The rows represent length of odontoblasts (cells responsible for tooth growth) in 60 guinea pigs.
Question 2
What do the columns of this dataset represent? Indicate whether each variable in the study is numerical or categorical. If numerical, identify as continuous or discrete. If categorical, indicate if the variable is ordinal.
There are three variables: length, supplement, and dose. Length is a continuous numeric. Supplement is categorical and nominal. Dose is numeric and discrete.
Question 3
What are the response and explanatory variables in this study?
The repsonse is the length of the teeth on the guinea pigs. The explanatory variables are the type of supplement and dose.
Question 4
Create a hypothesis about supplement treatment and dosage levels, without first looking at the data.

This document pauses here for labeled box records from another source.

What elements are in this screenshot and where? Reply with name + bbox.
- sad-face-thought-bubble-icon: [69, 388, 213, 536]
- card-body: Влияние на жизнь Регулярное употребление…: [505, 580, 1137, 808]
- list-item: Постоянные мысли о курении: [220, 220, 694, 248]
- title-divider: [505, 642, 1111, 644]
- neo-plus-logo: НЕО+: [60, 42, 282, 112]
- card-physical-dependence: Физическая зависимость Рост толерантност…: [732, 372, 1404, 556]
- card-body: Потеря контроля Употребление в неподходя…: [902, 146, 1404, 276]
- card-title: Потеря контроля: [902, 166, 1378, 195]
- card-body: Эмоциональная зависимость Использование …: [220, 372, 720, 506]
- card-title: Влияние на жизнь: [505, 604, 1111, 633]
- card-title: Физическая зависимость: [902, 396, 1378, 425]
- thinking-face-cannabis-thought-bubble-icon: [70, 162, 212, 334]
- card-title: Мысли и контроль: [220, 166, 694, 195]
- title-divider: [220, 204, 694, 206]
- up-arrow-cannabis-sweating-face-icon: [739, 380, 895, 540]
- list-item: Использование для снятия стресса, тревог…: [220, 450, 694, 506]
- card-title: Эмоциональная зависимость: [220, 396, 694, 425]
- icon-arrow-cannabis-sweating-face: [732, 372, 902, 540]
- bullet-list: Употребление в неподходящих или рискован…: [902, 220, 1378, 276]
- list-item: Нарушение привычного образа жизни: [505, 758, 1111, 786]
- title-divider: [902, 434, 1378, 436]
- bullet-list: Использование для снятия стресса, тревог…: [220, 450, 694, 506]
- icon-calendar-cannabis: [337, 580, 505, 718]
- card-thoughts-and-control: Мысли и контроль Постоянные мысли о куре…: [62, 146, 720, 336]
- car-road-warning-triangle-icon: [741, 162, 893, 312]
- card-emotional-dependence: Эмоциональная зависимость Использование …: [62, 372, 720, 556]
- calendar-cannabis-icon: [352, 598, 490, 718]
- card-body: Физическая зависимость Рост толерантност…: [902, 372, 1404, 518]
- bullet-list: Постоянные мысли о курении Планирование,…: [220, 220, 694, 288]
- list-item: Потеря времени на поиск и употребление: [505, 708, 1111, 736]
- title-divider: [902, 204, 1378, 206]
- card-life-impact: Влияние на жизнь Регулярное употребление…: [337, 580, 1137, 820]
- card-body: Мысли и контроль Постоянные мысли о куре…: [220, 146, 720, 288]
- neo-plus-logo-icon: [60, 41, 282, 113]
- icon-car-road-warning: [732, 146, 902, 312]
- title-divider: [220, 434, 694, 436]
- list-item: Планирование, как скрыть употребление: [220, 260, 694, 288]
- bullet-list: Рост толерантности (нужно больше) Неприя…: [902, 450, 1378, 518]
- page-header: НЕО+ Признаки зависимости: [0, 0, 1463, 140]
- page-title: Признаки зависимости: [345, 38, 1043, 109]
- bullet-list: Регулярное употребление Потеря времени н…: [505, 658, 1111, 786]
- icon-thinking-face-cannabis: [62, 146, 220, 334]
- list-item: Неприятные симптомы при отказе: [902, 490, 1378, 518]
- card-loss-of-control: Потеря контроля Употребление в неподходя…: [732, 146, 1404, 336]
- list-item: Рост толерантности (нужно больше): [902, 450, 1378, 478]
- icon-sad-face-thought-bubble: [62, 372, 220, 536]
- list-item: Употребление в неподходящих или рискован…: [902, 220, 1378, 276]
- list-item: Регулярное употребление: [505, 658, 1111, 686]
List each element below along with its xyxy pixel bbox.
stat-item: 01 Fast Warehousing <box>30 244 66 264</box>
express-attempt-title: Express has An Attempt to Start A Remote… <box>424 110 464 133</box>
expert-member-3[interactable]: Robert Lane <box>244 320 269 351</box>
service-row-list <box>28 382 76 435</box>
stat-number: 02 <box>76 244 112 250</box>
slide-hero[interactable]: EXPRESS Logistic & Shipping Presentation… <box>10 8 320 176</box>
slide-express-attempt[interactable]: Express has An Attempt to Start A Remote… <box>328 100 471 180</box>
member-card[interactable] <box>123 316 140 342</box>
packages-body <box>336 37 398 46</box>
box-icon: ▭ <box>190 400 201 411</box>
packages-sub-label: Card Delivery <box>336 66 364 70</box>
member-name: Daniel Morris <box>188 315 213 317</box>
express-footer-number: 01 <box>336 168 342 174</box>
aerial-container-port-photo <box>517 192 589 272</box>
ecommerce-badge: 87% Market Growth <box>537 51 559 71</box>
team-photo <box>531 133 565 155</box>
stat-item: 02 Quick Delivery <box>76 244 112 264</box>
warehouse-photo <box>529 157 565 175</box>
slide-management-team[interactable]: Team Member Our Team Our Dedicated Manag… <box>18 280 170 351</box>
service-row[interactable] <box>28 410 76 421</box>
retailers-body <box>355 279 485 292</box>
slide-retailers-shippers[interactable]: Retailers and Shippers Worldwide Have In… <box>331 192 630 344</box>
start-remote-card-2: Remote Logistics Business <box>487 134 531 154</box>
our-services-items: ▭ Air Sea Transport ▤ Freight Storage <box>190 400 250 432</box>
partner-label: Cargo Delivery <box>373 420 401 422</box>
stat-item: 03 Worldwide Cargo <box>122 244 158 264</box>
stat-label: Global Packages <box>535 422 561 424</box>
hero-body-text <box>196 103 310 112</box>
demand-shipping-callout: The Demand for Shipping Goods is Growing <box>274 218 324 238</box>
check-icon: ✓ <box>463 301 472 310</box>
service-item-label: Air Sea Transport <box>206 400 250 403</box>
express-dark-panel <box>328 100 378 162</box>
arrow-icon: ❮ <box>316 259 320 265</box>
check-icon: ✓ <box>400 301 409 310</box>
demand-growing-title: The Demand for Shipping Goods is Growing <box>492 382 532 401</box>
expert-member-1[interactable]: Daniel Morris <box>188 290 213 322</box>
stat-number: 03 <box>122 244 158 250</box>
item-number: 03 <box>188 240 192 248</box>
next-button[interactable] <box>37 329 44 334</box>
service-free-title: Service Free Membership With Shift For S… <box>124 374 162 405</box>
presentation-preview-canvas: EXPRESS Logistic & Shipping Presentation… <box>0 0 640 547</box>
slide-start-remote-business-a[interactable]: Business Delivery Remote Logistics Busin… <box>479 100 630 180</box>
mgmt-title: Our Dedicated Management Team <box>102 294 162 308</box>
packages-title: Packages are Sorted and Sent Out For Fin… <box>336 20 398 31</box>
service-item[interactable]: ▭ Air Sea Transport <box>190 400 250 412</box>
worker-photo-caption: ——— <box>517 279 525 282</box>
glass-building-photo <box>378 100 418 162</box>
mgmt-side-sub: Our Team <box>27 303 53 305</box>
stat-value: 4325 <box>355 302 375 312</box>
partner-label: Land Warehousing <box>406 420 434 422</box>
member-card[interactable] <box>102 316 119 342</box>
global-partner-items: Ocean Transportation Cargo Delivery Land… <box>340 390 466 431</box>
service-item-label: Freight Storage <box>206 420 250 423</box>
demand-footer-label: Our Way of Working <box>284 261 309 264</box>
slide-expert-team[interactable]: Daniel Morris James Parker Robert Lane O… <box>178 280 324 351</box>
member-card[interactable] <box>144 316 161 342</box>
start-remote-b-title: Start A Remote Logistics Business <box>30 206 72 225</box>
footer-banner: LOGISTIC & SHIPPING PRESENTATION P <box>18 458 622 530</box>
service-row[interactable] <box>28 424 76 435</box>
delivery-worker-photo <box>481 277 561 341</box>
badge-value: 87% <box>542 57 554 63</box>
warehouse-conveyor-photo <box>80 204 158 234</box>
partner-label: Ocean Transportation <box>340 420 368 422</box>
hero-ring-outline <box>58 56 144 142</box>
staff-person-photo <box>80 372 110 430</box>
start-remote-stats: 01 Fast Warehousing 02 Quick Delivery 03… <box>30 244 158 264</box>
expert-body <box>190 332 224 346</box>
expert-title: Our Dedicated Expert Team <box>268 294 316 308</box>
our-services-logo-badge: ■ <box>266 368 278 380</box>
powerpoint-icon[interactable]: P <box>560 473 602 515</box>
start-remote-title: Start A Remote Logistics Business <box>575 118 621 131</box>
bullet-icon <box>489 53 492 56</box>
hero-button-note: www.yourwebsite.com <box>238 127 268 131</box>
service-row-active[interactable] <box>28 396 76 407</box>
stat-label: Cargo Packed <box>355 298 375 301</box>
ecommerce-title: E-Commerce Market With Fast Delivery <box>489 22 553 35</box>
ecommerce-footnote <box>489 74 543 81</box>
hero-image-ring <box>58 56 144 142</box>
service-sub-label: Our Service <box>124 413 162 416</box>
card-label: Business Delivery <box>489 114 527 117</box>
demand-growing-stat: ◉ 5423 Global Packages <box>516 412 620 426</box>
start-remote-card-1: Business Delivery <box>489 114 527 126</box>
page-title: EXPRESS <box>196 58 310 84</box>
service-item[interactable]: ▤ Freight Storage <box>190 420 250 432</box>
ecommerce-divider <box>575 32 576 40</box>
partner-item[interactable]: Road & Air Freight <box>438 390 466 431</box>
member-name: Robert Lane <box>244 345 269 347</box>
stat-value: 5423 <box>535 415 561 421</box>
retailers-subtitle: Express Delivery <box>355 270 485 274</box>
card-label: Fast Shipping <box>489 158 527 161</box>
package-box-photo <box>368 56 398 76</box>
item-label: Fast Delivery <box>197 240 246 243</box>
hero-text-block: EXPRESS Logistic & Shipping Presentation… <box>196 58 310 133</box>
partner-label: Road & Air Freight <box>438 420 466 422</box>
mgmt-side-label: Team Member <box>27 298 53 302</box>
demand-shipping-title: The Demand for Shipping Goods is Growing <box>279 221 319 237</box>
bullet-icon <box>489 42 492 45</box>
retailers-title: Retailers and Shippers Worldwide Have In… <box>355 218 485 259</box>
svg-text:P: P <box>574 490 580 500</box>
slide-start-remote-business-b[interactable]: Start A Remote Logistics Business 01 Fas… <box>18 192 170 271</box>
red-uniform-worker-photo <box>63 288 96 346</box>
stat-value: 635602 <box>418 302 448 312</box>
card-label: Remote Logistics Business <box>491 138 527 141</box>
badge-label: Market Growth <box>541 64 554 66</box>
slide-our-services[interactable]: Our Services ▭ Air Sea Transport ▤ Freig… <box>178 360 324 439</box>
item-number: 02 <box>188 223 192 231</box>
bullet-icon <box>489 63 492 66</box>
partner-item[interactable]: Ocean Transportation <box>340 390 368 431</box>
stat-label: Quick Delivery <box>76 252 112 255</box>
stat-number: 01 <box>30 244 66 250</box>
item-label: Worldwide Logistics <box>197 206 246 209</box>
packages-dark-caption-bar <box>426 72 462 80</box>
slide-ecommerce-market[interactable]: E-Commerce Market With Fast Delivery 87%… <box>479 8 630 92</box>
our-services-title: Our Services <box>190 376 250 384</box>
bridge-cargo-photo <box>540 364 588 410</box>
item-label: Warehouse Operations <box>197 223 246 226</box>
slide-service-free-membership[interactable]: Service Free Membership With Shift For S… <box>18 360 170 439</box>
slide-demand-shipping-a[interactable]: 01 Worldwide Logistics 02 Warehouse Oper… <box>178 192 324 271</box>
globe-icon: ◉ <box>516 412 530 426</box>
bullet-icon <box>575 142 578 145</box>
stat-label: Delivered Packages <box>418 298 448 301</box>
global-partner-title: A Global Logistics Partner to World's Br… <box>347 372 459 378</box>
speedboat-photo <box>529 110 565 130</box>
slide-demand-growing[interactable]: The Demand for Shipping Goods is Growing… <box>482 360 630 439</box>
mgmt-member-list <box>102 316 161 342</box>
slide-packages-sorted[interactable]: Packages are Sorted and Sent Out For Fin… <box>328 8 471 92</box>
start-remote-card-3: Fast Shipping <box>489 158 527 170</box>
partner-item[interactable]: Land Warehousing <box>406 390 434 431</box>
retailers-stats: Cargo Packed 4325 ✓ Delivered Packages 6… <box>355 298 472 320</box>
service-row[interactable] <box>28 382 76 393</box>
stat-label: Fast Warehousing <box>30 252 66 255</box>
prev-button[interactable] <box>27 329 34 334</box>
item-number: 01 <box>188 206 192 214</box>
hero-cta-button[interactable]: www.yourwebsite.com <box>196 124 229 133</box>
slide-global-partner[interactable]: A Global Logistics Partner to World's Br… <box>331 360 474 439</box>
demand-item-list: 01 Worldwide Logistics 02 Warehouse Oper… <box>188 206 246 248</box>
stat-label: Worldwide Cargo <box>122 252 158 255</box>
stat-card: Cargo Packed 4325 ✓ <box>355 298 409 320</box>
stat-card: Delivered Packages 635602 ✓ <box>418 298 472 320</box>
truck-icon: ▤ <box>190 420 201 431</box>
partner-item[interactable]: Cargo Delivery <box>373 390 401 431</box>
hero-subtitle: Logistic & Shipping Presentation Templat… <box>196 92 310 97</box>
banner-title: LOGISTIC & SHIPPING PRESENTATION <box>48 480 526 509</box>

I predict that there is a positive relationship between length and dosage level and that VC will be more effective than orange juice.
Question 5
Use ggplot to create a side-by-side boxplot, which illustrates the distribution of each supplement treatment and allows for both visual comparison across and within treatments. (Feel free to also use color!)
ggplot(ToothGrowth, aes(x=supp, y=len, fill=supp)) +
geom_boxplot() +
ggtitle("Distribution of Tooth Growth and Supplement") +
ylab("Tooth Length") +
xlab("Supplement")
Question 6
Now add facets to your data to compare across dosage as well.
ggplot(ToothGrowth, aes(x=supp, y=len, fill=supp)) +
geom_boxplot() +
ggtitle("Distribution of Tooth Growth and Supplement") +
ylab("Tooth Length") +
xlab("Supplement") +
facet_grid(~dose)
Question 7
Describe any possible trends in these data. Explain in the context of this study.
There is a positive, linear relationship between tooth length and dosage. The spread of OJ supplement becomes narrow as dosage increases. VC with a 2 mg/day results in a narrower distribution. As we increase spread, there is an increase in outliers for both supplements.
Question 8
Did you see anything surprising? Does your hypothesis appear to be supported? Note that this is not a formal hypothesis test but rather an exploration.
My hypothesis about dosage was correct but I was suprised that at almost every dosage, orange juice out performed pure VC.